Rethinking Work-Life Balance
For most working professionals who are experiencing daily stress and approaching burnout, the common advice is to seek “work-life balance.” From my own journey striving for this elusive balance, I have come to realize that true balance may not actually exist. The idea that we are supposed to figure out this balance often leaves us feeling inadequate and as though we are failing to meet life’s demands. It’s worth considering that this idea might have been perpetuated to keep things as they are rather than to help us thrive.
In recent years, there has been a growing movement advocating for policies such as a four-day work week, increased paid time off and sick leave, universal child care and paid parental leave. These initiatives, which have been implemented in some parts of the country, are designed to combat the longstanding burnout that workers have endured for much longer than just the past few years.
Focusing on the Quality of Our Time
When I speak with clients about “work-life balance,” the emphasis is not on the amount of free time they have, but on the quality of the time they make for themselves. Many mental health professionals recommend daily self-care practices and while I do support this, self-care often comes with a hidden cost—the “guilt tax.” This is the guilt we feel when we choose to care for ourselves instead of tackling chores, staying late at work, or giving our children screen time to carve out a moment of “me time.” It requires us recognizing and quieting our inner critic which can feel daunting.
Step 1: The Five Minute Check-In
So, how do we address this guilt and work toward a sense of balance? The process starts internally. The first step in transformation is within ourselves—the external changes will follow. You don’t need to dedicate thirty minutes each day (though that’s wonderful if you can). Instead, start by taking just five minutes to check in with yourself.

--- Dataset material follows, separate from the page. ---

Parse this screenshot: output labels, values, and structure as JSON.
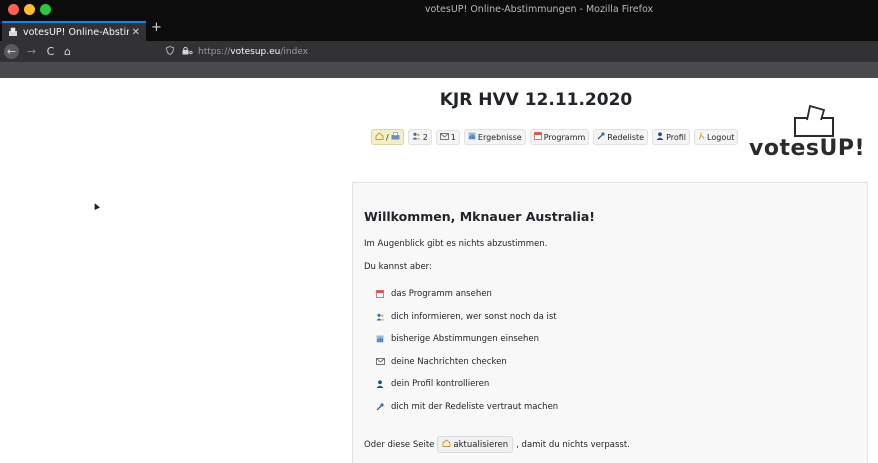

Ask: How am I feeling physically, mentally, and emotionally? What sensations am I experiencing in my body? What thoughts and emotions am I noticing right now?
Next ask yourself: What do I need at this moment? It could be as simple as getting a glass of water, doing a quick breathing exercise, or standing up to stretch. Allow yourself those few minutes to meet your mental, emotional, or physical needs.

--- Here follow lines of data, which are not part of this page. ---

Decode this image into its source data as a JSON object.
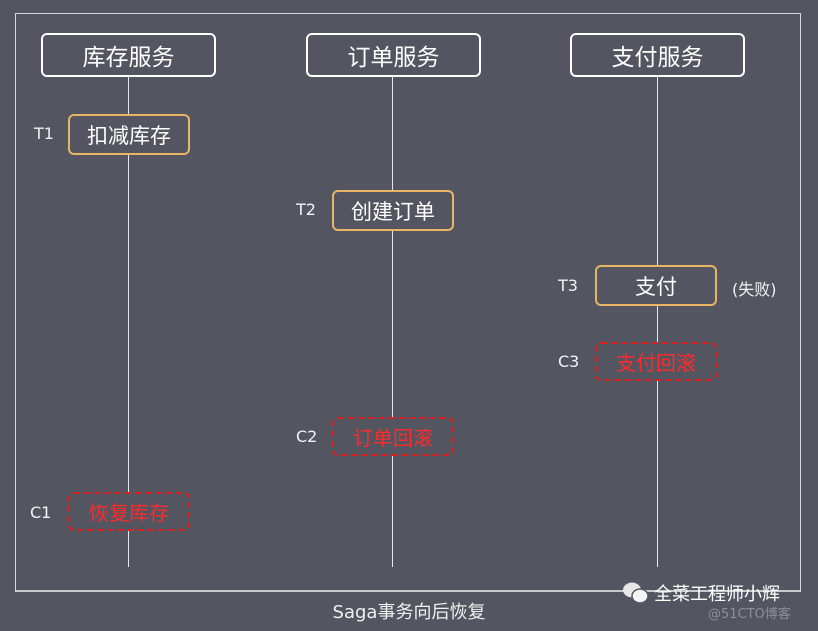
{
  "services": [
    "库存服务",
    "订单服务",
    "支付服务"
  ],
  "steps": [
    {
      "label": "T1",
      "text": "扣减库存"
    },
    {
      "label": "T2",
      "text": "创建订单"
    },
    {
      "label": "T3",
      "text": "支付",
      "note": "(失败)"
    }
  ],
  "compensations": [
    {
      "label": "C3",
      "text": "支付回滚"
    },
    {
      "label": "C2",
      "text": "订单回滚"
    },
    {
      "label": "C1",
      "text": "恢复库存"
    }
  ],
  "caption": "Saga事务向后恢复",
  "watermark": {
    "author": "全菜工程师小辉",
    "site": "@51CTO博客"
  },
  "colors": {
    "background": "#535661",
    "step_border": "#e8b564",
    "compensation": "#e02020"
  }
}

Step 2: Setting Comfortable Boundaries
The following step is to identify where you can comfortably say “no” today. This might mean not responding to late emails after your shift ends, telling a loved one you need a few minutes before you can help or choosing not to scroll through social media and instead using that time for a grounding exercise.

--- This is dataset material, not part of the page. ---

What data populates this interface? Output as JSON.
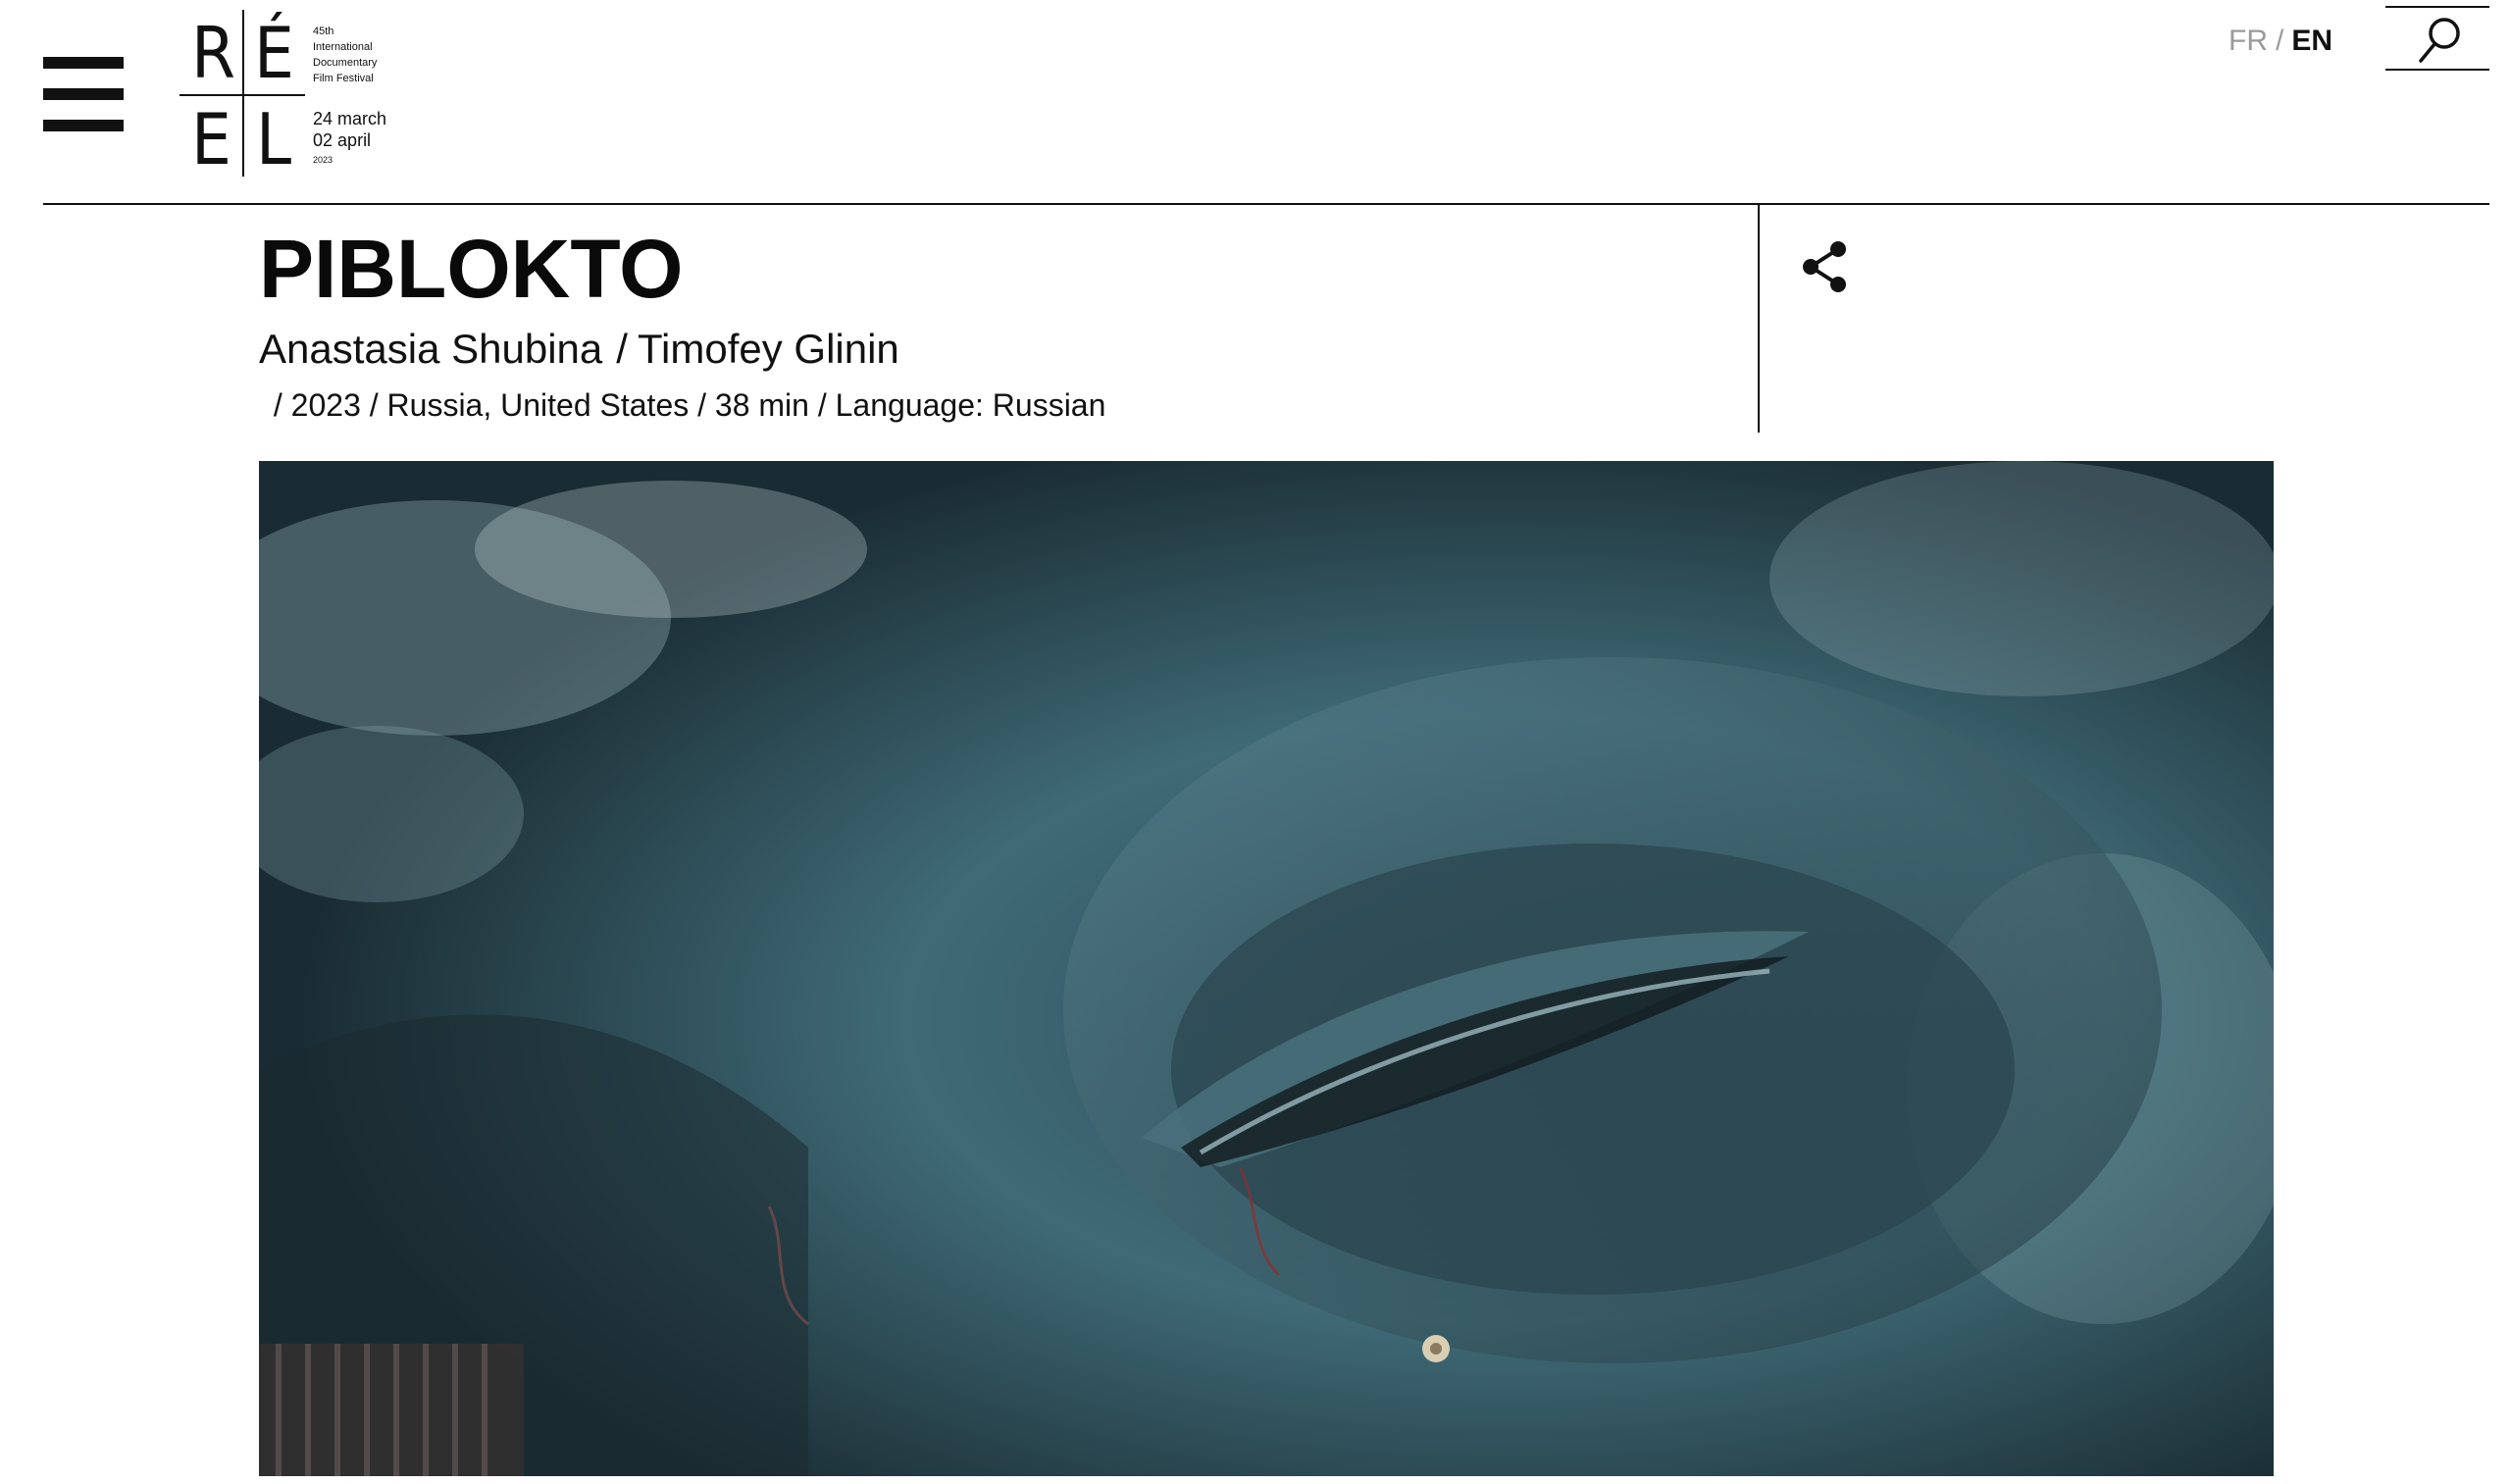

While these steps may seem minor in the moment, practicing them daily helps them become habits, and those habits eventually form routines. Over time, the “guilt tax” will begin to diminish.
Step 3: The Inner Balance
I have come to accept that perfect balance between work and personal life is most likely unattainable—there will always be times when one area demands more attention than the other and that’s okay. What matters is the balance we cultivate within ourselves day by day. This inner centeredness can significantly reduce our overall stress and lead to more meaningful experiences. Ultimately, the quality of our time holds more value than the quantity, especially since most of our hours are already spoken for as working professionals.
I hope you are able to find meaningful moments in your days ahead.